Como comunicador y estudioso del discurso público, siempre he admirado a quienes tienen la capacidad de debatir con inteligencia, claridad y memoria. Charlie Kirk fue uno de esos referentes para mí. Aunque no compartía muchas de sus ideas, su habilidad para articular argumentos y responder en tiempo real me parecía envidiable. Si uno no estaba preparado, era mejor no enfrentarlo.
Kirk no fue solo un polemista hábil: fue una de las figuras más influyentes en la campaña de Donald Trump y un arquitecto del movimiento conservador juvenil en EE. UU. Desde Turning Point USA llevó su mensaje a cientos de universidades, enfrentando auditorios llenos de jóvenes que muchas veces lo retaban con preguntas difíciles. Sus debates en campus no eran simples intercambios de opiniones: eran verdaderas clases de argumentación en vivo.
Además, sus discursos sobre el derecho a portar armas —tema altamente sensible y divisivo— mostraban su capacidad de tomar posturas firmes, sin temor a la polémica, y de respaldarlas con datos e historia constitucional. En cada escenario demostraba que el verdadero poder de las ideas no está en gritar más fuerte, sino en prepararse mejor.
Por eso, su asesinato no puede verse como un hecho aislado: es un atentado directo a la libertad de expresión. Una voz tan fuerte no se calla tan fácil, y su ausencia no significa silencio: significa polarización, significa miedo, significa que alguien creyó que la bala podía sustituir el argumento.

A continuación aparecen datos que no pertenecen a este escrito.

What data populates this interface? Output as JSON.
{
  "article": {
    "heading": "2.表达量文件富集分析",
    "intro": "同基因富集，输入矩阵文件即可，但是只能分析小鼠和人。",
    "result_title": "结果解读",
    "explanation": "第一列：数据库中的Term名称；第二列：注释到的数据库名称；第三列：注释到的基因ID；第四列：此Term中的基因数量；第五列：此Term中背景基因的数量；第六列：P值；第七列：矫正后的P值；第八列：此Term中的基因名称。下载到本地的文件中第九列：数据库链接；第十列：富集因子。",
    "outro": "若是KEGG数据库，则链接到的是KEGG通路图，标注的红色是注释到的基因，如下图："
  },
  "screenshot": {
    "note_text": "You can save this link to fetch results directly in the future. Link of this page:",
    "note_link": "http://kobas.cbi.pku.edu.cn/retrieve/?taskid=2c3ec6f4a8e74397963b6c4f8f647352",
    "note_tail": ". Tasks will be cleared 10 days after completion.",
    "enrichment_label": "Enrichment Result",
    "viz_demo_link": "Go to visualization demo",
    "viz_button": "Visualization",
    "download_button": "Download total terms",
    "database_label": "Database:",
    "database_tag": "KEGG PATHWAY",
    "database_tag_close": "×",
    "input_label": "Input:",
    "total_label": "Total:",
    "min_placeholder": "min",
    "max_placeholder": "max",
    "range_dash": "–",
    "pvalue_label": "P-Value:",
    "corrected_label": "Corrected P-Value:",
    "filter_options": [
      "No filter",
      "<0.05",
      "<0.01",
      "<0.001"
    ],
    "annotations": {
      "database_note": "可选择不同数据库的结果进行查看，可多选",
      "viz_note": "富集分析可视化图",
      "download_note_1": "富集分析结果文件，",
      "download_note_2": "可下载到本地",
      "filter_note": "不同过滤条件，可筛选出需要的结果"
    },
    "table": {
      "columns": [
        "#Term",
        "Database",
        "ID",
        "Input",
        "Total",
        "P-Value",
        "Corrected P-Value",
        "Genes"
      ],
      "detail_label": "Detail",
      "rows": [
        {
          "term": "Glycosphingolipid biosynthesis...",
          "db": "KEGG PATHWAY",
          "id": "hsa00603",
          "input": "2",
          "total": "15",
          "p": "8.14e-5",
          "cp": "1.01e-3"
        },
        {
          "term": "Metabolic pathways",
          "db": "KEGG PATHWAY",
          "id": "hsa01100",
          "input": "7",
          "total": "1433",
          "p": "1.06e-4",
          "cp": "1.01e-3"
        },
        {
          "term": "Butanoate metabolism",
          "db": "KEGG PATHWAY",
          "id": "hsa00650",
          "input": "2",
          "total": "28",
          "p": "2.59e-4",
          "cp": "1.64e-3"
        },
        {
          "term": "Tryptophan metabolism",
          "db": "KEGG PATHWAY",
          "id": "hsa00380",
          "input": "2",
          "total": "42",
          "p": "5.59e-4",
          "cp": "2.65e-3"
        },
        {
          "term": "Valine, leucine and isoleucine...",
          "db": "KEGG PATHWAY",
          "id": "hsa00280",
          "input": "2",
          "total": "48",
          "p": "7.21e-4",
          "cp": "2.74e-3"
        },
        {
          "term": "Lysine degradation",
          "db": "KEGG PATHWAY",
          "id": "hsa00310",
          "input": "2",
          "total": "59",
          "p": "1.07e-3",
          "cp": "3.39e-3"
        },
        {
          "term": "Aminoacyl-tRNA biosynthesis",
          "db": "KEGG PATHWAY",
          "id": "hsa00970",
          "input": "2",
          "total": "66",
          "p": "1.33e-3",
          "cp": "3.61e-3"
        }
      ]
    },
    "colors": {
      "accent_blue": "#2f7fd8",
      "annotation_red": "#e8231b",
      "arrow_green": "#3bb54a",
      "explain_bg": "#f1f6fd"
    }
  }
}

Sin importar el color político, la ideología o las simpatías personales, no podemos normalizar que alguien sea asesinado por lo que piensa o dice. Si aceptamos que el asesinato sea un método para “resolver” diferencias, pierde el país y pierde la democracia. Hoy es alguien con quien tal vez no coincidías; mañana puede ser alguien que sí defienda tus ideas.
En Costa Rica, este mensaje es urgente. Nuestro debate público se ha ido llenando de insultos y cancelaciones, como si quien piensa distinto fuera un enemigo que debe ser eliminado del espacio público. No podemos caer en esa trampa. Defender el derecho de todos a hablar —aunque no nos guste lo que digan— es la única manera de que la conversación nacional siga siendo libre y democrática.
Pero defenderla no basta: hay que elevar el nivel. Si queremos que nuestras ideas ganen, no se trata de gritar más, sino de prepararnos mejor. Hay que leer, estudiar, investigar y estar listos para el intercambio de ideas con la misma rigurosidad con que lo hacía Kirk. La libertad de opinar es un músculo: si no lo ejercitamos, se atrofia.
Callar una voz incómoda no es una victoria: es una derrota para todos. Y si de verdad queremos honrar la democracia, tenemos que demostrar que ninguna bala puede matar el derecho a pensar, a hablar y a debatir.